What you need to do this is:

Camera calibration
Perspective transformation
Bounding box of your objects

First you calibrate your camera and undistort the grabbed image. Then you find the perspective transformation between your camera and the plane onto which you will put objects. Use getPerspectiveTransform with just 4 corners of a rectangle of known dimensions that you put on your plane (for best precision make it big and mark corners exactly - or use a checkerboard and findHomography instead). The perspective transform found this way will be used to convert screen coordinates of a pixel into Cartesian coordinates local to your rectangular pattern. Once you have found it, you ma remove the pattern. It is no more necessary. Just do not move tha camera with respect to the plane it is pointed at.
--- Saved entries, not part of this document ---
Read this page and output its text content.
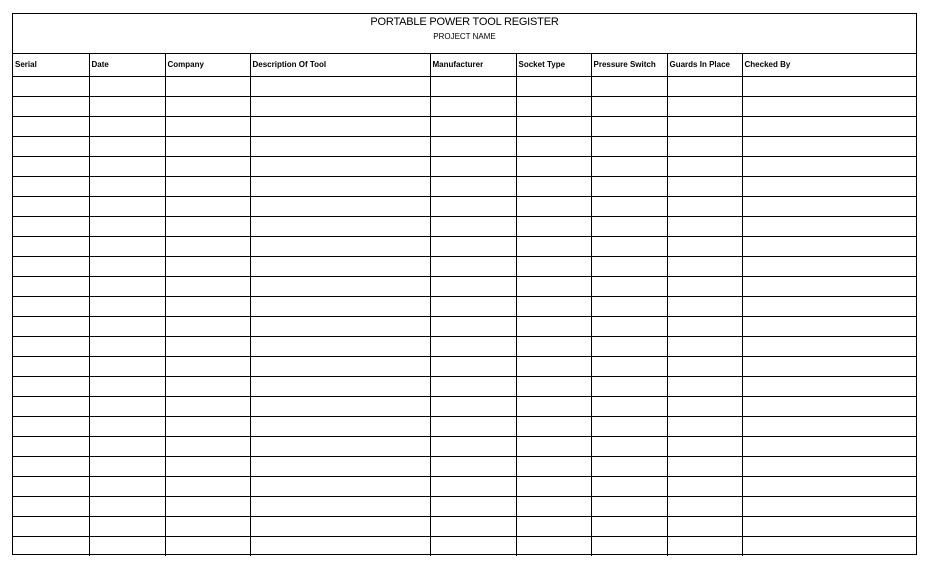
PORTABLE POWER TOOL REGISTER
PROJECT NAME
Serial	Date	Company	Description Of Tool	Manufacturer	Socket Type	Pressure Switch	Guards In Place	Checked By
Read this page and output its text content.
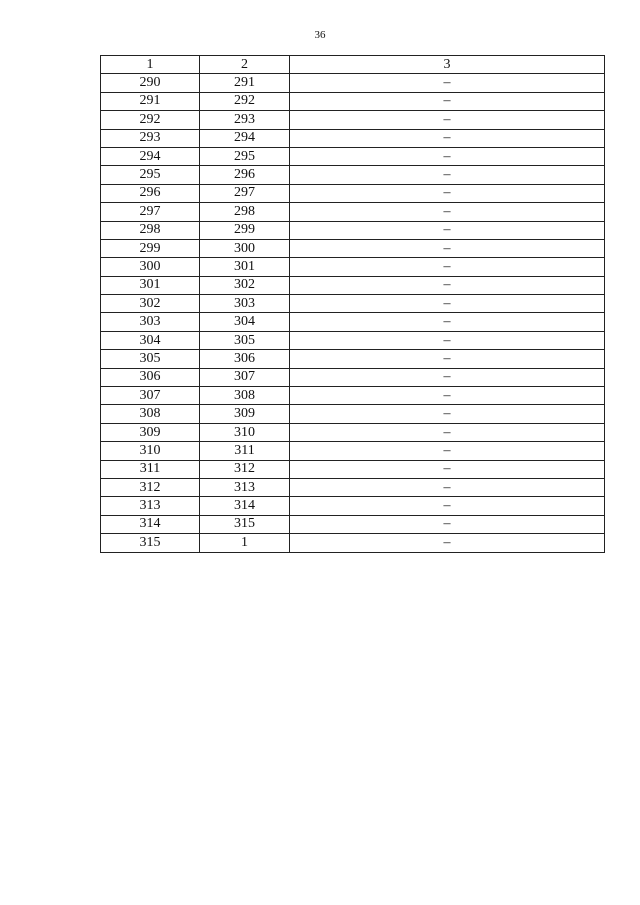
36
1	2	3
290	291	–
291	292	–
292	293	–
293	294	–
294	295	–
295	296	–
296	297	–
297	298	–
298	299	–
299	300	–
300	301	–
301	302	–
302	303	–
303	304	–
304	305	–
305	306	–
306	307	–
307	308	–
308	309	–
309	310	–
310	311	–
311	312	–
312	313	–
313	314	–
314	315	–
315	1	–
If you do so, you will have to calculate the perspective transform once again.

Now, any pixel coordinate in the screen can be expressed as X,Y pair in your "plane" coordinate system with a simple call of perspectiveTransform. Or, if you want to transform the image itself, instead of recalculationg pixel position, use warpPerspective. This way it will be even easier. In the warped image (it will look as if you took the picture holding the camera perpendicularly to your plane) find the bounding box of your object (with simple thresholding and contour finding). The size of the bounding box (minAreaRect) will be close to the real size of your object, provided the objects are relatively flat and there is almost no parallax error and thresholding is not corrupted (for example due to shadows). You will best results with diffuse light camera-plane angle close to 90 degrees and flat objects (as compared to the camera-plane distance).